Moreover, you and the authorities are able to prove that the video is original without needing to worry about the chain of transmission of the video, so even if it passes through several hands before making it to the police or to the courtroom, the surveillance video is trustworthy.

How does it work? Each Axis camera with Edge Vault has a unique video signing key that it stores in the Secure Keystore.

The camera computes a cryptographic hash of a section of a video stream (they call it a “Group of Pictures” or GOP), including the metadata associated with the stream.

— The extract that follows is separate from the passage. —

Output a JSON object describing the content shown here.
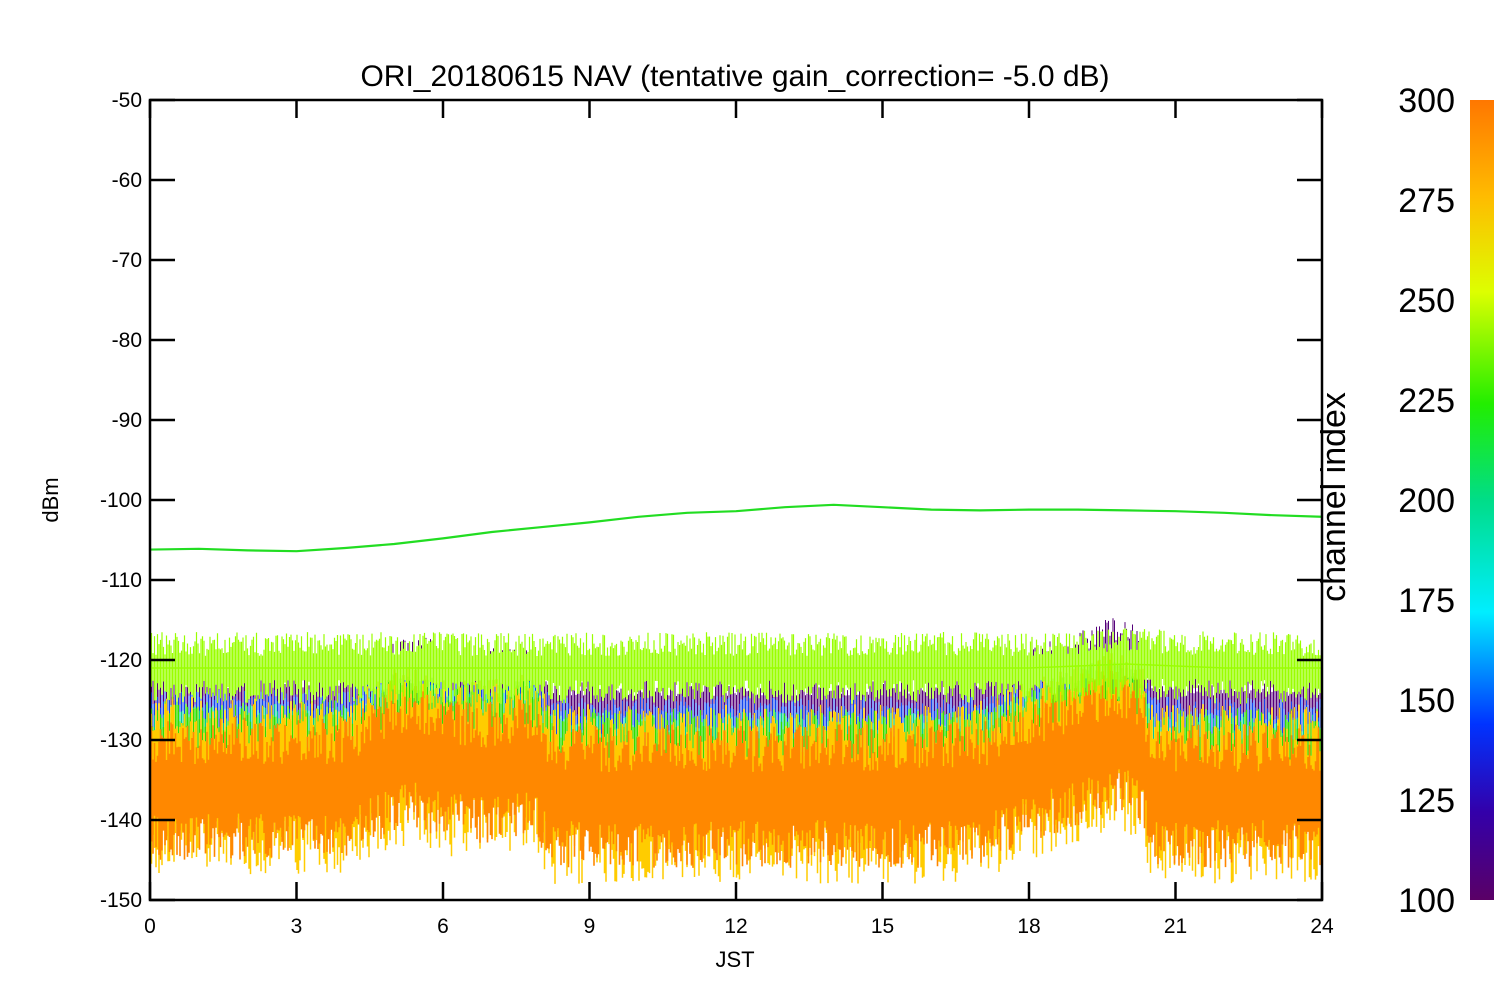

It then attaches the video signing key to the video stream, plus a hash of the first frame of the next Group of Pictures. The result? You have an unbroken stream of cryptographically verified security video.

Whoever then views the video using the Axis file player can see when the video was recorded, by which camera, and whether the video was altered in any way.

If you want to trust your IP cameras and protect your IP camera system, to not worry about hacking and tampering with your critical surveillance data, look for Axis endpoints with Axis Edge Vault.